Cole adds, “What is unique is that, while he is building this algorithm and predictive model, I’m working in parallel to develop a workflow with neonatologists and NICU leaders at the University of Colorado Hospital and Children’s Hospital Colorado to determine where this predictive model would be most useful in their care.”

Singh is also contributing to the development of a foundational dataset exploring oculomics-based biomarkers for different systemic diseases in the neonatal population. At CU Anschutz, he’s helping create a clinical informatics and retinal imaging infrastructure focused on multi-morbidity, with hopes of expanding AI algorithms’ ability to detect a wider range of diseases through ocular image analysis.
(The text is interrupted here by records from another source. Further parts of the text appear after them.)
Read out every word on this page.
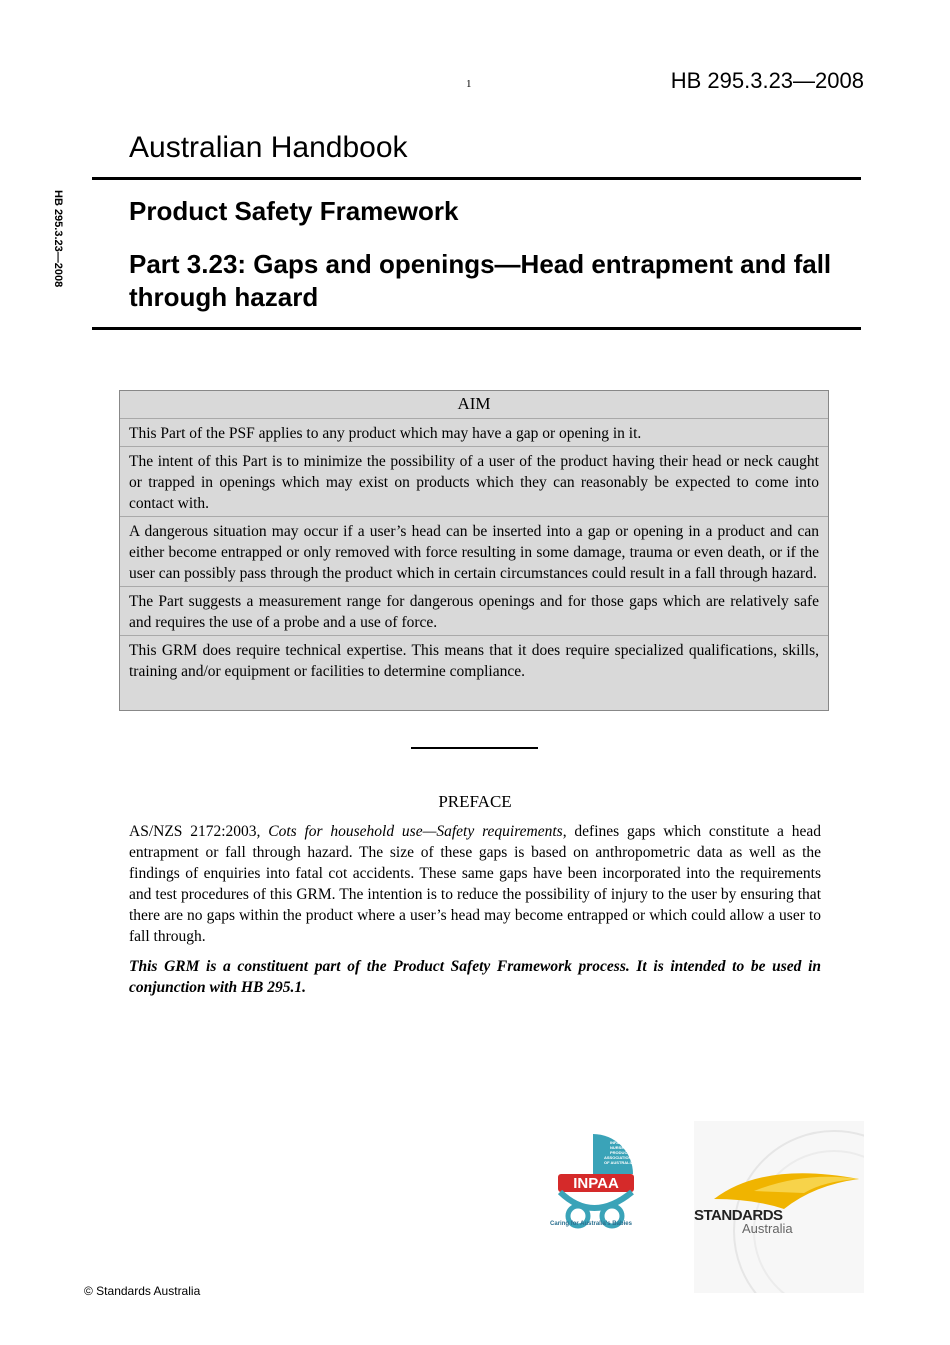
1	HB 295.3.23—2008
HB 295.3.23—2008
Australian Handbook
Product Safety Framework
Part 3.23: Gaps and openings—Head entrapment and fall through hazard
AIM
This Part of the PSF applies to any product which may have a gap or opening in it.
The intent of this Part is to minimize the possibility of a user of the product having their head or neck caught or trapped in openings which may exist on products which they can reasonably be expected to come into contact with.
A dangerous situation may occur if a user’s head can be inserted into a gap or opening in a product and can either become entrapped or only removed with force resulting in some damage, trauma or even death, or if the user can possibly pass through the product which in certain circumstances could result in a fall through hazard.
The Part suggests a measurement range for dangerous openings and for those gaps which are relatively safe and requires the use of a probe and a use of force.
This GRM does require technical expertise. This means that it does require specialized qualifications, skills, training and/or equipment or facilities to determine compliance.
PREFACE

AS/NZS 2172:2003, Cots for household use—Safety requirements, defines gaps which constitute a head entrapment or fall through hazard. The size of these gaps is based on anthropometric data as well as the findings of enquiries into fatal cot accidents. These same gaps have been incorporated into the requirements and test procedures of this GRM. The intention is to reduce the possibility of injury to the user by ensuring that there are no gaps within the product where a user’s head may become entrapped or which could allow a user to fall through.

This GRM is a constituent part of the Product Safety Framework process. It is intended to be used in conjunction with HB 295.1.

INPAA
INFANT &
NURSERY
PRODUCTS
ASSOCIATION
OF AUSTRALIA
Caring for Australia's Babies	STANDARDS
Australia
© Standards Australia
Cole predicts one of the biggest challenges of bringing AI into the NICU will be getting clinicians on board with the change, which is why the implementation science approach is critical. 

“We’re going about this in a holistic way, where we are doing user testing at the same time as we are doing algorithm development. It’s important that we get the buy-in from clinicians and that they see this is worth it,” Cole says. “This tool can potentially help us predict who will need treatment, improve the speed of exams, standardize diagnosis, and improve access to care.”